My initial inquiry told me I would have to dig deeper into the archives. It told me the end of this story would take time and careful questioning if Daniel’s life measured or deserved equal weight with the purity of feeling within my heart.
I have often thought of Daniel and me as kindred souls, two lives passing through circumstance, friends before any preconception interfered with perception. Nothing in life has happened since to dissuade me from the bond we formed. No matter what my inquiry finds, my hope is nothing will. But then, there is always an unknown and even when I say life separated us, I admit I am simply not a particularly good friend.
I do not know what I will find. Some initial sketches suggest a hard outcome, a side of Daniel I witnessed one day when his anger erupted. But don’t the quiet ones often explode under pressure? Daniel’s gentle nature permeates my memory.
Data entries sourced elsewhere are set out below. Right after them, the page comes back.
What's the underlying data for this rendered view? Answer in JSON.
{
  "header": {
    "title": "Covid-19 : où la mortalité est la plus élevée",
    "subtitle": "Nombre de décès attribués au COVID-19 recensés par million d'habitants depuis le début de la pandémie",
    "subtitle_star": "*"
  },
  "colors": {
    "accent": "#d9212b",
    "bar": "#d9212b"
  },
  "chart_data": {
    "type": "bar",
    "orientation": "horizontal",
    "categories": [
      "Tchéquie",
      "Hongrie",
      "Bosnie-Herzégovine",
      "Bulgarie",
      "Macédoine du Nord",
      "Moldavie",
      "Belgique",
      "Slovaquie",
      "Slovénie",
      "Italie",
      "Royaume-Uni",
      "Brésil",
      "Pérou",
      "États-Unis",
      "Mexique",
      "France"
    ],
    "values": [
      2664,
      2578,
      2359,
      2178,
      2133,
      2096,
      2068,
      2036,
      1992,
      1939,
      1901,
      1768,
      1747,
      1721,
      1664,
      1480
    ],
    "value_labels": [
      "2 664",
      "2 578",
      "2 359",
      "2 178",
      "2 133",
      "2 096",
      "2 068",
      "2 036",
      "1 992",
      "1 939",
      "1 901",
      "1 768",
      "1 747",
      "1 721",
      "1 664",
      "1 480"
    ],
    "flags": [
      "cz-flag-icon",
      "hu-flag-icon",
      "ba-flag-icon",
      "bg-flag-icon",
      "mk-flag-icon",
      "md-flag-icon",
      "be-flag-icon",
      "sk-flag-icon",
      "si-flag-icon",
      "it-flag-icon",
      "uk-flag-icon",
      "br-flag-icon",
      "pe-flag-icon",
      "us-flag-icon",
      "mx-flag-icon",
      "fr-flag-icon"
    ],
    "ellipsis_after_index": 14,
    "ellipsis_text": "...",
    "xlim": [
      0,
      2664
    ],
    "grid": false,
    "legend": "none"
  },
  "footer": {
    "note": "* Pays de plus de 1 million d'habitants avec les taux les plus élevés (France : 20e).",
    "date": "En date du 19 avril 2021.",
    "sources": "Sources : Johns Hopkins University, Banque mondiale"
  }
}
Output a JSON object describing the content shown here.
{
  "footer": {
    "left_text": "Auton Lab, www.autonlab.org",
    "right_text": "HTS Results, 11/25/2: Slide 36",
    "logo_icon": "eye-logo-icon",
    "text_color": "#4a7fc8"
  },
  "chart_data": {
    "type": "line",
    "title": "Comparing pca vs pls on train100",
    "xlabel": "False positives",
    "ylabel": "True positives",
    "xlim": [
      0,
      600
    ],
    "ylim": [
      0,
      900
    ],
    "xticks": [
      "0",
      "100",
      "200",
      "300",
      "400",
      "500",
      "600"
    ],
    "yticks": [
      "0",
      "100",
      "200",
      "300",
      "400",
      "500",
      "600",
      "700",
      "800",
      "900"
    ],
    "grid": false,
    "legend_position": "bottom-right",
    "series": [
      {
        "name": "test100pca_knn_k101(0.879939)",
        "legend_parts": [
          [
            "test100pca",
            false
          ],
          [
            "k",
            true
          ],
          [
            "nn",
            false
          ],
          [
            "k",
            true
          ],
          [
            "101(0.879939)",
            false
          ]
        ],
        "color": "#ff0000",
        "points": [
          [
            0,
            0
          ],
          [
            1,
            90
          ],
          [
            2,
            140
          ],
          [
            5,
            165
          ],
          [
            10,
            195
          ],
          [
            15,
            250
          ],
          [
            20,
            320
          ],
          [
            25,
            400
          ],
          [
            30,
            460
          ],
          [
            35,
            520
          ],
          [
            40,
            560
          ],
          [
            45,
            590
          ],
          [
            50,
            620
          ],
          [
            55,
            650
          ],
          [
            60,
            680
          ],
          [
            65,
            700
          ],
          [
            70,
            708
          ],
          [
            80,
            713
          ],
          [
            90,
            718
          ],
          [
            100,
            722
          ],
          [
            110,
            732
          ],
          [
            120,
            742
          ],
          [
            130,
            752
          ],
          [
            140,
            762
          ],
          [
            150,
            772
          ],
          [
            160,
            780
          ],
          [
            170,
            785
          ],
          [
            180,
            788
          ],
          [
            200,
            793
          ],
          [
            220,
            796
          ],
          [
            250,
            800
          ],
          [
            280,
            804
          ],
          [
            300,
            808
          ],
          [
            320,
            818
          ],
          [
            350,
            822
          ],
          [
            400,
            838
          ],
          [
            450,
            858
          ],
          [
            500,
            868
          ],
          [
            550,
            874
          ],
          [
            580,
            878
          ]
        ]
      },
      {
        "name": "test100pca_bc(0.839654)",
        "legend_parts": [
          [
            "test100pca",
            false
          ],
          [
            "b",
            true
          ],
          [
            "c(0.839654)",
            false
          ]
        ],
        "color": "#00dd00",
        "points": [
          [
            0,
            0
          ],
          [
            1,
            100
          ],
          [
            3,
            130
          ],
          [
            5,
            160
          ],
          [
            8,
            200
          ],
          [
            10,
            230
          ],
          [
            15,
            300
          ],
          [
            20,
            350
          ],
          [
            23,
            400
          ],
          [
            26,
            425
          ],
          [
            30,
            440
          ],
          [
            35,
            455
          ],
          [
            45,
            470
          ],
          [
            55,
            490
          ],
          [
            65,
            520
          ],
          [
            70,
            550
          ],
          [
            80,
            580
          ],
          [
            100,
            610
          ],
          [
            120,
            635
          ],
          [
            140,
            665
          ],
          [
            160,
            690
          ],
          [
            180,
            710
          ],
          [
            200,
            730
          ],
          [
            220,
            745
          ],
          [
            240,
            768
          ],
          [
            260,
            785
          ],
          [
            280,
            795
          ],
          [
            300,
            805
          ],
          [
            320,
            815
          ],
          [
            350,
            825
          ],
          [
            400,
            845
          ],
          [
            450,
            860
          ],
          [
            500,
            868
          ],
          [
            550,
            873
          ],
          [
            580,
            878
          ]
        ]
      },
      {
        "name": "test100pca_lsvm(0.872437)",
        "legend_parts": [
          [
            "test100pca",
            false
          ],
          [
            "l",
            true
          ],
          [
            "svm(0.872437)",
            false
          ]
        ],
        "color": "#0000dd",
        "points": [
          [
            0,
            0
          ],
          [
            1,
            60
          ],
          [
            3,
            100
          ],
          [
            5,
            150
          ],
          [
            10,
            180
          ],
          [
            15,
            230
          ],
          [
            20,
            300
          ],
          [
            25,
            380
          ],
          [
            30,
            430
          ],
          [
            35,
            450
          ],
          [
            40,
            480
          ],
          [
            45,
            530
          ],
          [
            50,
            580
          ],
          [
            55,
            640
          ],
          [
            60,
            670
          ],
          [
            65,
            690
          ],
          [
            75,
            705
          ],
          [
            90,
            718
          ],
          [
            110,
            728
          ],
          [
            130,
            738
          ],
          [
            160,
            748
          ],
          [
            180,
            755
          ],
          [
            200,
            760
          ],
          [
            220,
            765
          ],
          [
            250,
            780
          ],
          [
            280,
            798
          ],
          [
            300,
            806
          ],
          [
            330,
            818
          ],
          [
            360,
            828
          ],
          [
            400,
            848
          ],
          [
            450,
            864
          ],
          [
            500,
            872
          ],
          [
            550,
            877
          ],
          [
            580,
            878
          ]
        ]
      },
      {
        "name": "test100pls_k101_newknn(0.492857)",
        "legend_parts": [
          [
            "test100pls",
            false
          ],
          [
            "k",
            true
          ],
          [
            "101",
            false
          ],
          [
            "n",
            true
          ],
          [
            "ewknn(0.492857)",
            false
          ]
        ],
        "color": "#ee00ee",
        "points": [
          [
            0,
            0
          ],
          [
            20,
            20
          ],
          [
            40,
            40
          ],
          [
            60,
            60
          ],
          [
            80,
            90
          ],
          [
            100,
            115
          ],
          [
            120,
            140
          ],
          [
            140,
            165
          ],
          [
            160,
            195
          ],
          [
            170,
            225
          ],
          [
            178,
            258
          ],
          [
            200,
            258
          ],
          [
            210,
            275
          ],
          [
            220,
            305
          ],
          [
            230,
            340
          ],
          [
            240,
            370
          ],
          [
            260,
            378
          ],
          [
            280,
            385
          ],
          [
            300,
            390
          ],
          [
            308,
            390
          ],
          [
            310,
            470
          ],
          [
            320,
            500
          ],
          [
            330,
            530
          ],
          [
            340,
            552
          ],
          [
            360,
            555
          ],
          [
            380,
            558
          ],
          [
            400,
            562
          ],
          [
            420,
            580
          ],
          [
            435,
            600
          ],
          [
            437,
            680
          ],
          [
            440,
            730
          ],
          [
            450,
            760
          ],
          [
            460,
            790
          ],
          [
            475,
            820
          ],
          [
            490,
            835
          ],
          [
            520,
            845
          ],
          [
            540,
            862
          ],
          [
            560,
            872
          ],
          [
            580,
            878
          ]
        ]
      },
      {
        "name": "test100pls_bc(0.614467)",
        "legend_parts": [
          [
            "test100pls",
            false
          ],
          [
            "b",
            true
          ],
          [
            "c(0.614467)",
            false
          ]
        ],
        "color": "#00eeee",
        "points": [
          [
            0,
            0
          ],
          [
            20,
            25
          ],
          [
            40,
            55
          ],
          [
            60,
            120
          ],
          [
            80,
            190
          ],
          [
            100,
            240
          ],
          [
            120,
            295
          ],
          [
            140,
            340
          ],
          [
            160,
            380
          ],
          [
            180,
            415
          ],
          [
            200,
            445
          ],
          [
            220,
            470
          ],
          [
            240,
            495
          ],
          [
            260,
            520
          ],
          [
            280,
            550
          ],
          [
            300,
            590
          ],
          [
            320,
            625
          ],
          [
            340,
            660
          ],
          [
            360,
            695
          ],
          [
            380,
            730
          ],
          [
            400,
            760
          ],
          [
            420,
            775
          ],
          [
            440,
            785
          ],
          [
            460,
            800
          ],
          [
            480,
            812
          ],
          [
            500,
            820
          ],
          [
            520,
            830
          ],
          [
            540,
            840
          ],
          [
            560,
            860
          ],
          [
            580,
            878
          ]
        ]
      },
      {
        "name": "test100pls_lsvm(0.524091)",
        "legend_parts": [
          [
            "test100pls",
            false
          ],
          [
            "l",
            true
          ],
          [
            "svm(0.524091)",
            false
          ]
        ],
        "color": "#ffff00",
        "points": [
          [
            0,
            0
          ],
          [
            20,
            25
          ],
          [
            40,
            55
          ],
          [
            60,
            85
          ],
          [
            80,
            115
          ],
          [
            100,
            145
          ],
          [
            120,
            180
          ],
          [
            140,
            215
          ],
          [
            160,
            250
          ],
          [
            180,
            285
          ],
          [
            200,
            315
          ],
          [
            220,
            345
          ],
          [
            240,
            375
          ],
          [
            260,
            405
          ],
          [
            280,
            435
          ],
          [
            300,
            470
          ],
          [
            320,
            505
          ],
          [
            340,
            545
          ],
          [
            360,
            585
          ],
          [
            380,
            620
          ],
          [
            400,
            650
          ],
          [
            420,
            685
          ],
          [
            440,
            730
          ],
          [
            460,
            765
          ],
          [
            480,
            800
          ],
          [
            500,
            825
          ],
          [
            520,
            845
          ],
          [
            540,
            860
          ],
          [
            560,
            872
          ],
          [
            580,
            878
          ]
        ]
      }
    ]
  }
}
Going back risks pain. But pain is the great truth-teller, the means by which we discover our true self, bare before God, admitting that self to God, recognizing Him and asking forgiveness.
No one seeks irrelevance. History is motivated by our reaction, unwitting and intentional, to any attempt to render us so. Going back to my early time with Daniel risks discovering how he reacted, and worse, the truth Daniel’s life may not measure well against my good feeling.
Isn’t irrelevance as simple as asking, “How are you?” and not meaning it? Doesn’t irrelevance inform us all is not well? And though Daniel lived under no delusion—I did. Going back, for me at least, is an attempt to affirm his life. Maybe my good feeling and realization is affirmation enough.
I cannot be disingenuous. Though I know Daniel has departed this life and, minus any detail I shall discover, I know his life was harsh by his own hand and by the hands of others. In truth, embedded in my good feeling and memory and during my time with him, I knew within my recesses, his life would not live well.
But I am going back. I want to know, not what I already know, but what remains for truth and Daniel to teach me, to lay bare before God any self-deception left.
I’ll let you know.
“Those who have ears to hear, let them hear” (Mathew 11:15, NKJV).